The Rock Island County Health Department has opened the first Human Milk Depot for collecting breast milk donations in the Illinois Quad-Cities.

Janet Hill, chief operating officer, said the health department has partnered with Mothers’ Milk Bank of the Western Great Lakes to open the depot. Milk donated in the Quad-Cities will be distributed to hospitals throughout the region, to feed premature and sick babies, she said.

“Most hospitals that have neonatal intensive care units use donor milk, if babies don’t have access to mom’s milk, or if breast feeding is contraindicated because of medication use,” Mothers’ Milk Bank Executive Director Summer Kelly said. “These babies usually weigh less than four pounds.
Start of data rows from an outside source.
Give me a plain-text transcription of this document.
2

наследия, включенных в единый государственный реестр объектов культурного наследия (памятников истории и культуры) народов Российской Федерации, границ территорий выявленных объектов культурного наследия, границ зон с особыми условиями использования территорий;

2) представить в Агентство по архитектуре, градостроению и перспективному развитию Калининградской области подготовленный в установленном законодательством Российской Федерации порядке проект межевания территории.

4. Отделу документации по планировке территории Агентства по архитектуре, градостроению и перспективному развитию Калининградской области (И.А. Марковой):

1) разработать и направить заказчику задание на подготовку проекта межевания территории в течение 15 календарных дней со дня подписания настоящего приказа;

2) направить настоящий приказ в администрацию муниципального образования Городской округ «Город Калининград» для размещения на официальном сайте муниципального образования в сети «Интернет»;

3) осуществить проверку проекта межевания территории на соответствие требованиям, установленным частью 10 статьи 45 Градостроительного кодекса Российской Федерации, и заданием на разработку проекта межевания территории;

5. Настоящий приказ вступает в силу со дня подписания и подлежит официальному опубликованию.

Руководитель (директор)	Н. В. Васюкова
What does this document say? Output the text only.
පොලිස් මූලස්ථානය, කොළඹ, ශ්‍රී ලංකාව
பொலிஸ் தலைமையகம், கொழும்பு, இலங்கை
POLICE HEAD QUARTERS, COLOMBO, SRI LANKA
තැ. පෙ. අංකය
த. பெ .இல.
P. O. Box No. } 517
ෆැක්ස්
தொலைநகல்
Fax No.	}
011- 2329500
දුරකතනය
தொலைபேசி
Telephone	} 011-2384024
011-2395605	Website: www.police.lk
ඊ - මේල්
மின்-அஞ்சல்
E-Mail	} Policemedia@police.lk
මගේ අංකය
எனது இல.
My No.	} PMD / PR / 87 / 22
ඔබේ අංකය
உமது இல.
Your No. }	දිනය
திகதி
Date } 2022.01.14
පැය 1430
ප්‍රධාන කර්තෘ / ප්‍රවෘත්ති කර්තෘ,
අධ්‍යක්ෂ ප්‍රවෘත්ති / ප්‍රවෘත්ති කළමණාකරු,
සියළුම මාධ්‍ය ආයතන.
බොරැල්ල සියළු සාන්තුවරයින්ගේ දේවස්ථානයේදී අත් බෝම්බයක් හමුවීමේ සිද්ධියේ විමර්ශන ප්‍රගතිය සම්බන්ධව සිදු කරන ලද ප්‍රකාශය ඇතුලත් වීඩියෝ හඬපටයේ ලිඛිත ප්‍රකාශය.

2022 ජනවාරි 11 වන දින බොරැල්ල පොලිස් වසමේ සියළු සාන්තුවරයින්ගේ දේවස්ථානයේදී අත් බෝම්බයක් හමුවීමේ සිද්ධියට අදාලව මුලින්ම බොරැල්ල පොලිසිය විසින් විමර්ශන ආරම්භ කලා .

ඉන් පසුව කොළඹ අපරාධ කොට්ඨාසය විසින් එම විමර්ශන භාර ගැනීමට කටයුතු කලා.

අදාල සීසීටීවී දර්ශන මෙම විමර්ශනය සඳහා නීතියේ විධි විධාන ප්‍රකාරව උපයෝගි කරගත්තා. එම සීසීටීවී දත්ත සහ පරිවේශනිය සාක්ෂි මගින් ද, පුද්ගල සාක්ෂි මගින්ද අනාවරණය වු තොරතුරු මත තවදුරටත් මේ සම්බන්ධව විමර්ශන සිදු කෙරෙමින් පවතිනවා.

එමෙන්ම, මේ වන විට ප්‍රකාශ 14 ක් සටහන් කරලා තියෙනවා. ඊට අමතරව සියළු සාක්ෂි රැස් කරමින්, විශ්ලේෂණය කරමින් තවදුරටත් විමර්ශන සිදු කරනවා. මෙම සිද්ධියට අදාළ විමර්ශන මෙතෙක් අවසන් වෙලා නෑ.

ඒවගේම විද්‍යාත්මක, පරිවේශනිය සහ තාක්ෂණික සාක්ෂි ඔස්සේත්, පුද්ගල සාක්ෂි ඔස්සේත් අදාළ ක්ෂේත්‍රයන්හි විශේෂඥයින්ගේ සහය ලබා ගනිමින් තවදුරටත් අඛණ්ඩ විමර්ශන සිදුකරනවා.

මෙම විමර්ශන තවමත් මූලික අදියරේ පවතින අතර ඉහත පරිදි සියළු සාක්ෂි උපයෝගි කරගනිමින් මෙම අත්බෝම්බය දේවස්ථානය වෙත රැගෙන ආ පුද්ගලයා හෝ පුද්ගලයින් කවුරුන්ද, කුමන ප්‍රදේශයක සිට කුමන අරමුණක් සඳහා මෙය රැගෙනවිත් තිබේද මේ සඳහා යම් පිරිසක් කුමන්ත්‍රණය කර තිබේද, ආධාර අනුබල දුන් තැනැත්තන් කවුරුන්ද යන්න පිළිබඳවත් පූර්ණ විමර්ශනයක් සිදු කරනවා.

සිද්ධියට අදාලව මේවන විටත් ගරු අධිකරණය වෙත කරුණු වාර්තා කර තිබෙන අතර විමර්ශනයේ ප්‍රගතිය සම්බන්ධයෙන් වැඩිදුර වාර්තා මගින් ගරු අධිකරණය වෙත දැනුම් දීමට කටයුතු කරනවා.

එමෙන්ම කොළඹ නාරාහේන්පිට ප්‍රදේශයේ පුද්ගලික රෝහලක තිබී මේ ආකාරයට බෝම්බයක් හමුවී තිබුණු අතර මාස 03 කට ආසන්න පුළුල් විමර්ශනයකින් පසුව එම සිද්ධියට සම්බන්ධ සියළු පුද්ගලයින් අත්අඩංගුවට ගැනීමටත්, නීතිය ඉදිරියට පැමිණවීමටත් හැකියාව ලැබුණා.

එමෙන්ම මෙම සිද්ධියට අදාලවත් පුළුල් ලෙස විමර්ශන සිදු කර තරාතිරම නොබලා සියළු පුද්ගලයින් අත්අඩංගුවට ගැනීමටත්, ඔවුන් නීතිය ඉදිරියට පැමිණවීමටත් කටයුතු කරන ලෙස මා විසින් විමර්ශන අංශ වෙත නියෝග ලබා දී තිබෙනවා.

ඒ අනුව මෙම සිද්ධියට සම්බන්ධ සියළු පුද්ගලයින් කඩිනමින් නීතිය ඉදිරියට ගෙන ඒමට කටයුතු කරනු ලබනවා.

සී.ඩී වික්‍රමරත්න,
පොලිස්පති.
They’re really small babies and have underdeveloped, fragile (gastrointestinal) systems. So they’re too fragile to tolerate formula.”

When a mother’s milk is unavailable because of sickness, medication use or other complications, Kelly argued donated breast milk is vital to a premature baby’s health. In addition to supporting digestive health, she said human milk helps prevent disease.
The Mother’s Milk Bank of Iowa has been accepting donations in the Iowa Quad-Cities for years, but the Rock Island County depot will be the first center on the Illinois side, Hill said. The Rock Island County Health Department’s Women, Infants and Children (WIC) program will accept donations at the Moline Community Health Care clinic.

“The closest milk depots we have are in Peoria, Macomb and Rockford, so we don’t have anything really close to Moline or Rock Island,” Kelly said. “There was definitely a need in the Quad-Cities area. We want to make it more convenient for mothers to donate milk.”

Since opening three years ago, Kelly said the Mothers’ Milk Bank of the Western Great Lakes has opened 35 human milk depots throughout Illinois and Wisconsin. More than 970 women have donated, allowing the non-profit to distribute around 370,000 ounces of milk so far.

Kelly said once the Mothers’ Milk Bank receives a donation, it tests the milk, pasteurizes it, tests it again, then sends it out to hospitals. Around 80 percent of the donated milk is sent to 38 hospitals in Illinois and Wisconsin, while the other 20 percent is donated to outpatients.

Women interested in donating milk must complete a health screening and blood test, according to Hill.

Anyone interested in donating may call 563-327-2078 or 309-558-2881.

The Rock Island County Health Department’s WIC program also offers information about overcoming breastfeeding barriers, nutrition advice, check-in appointments between doctor visits, plus other assistance, for parents of children up to age 5, Hill said.

The groups will cut a ribbon on the new Human Milk Depot in Moline on Oct. 22, she said.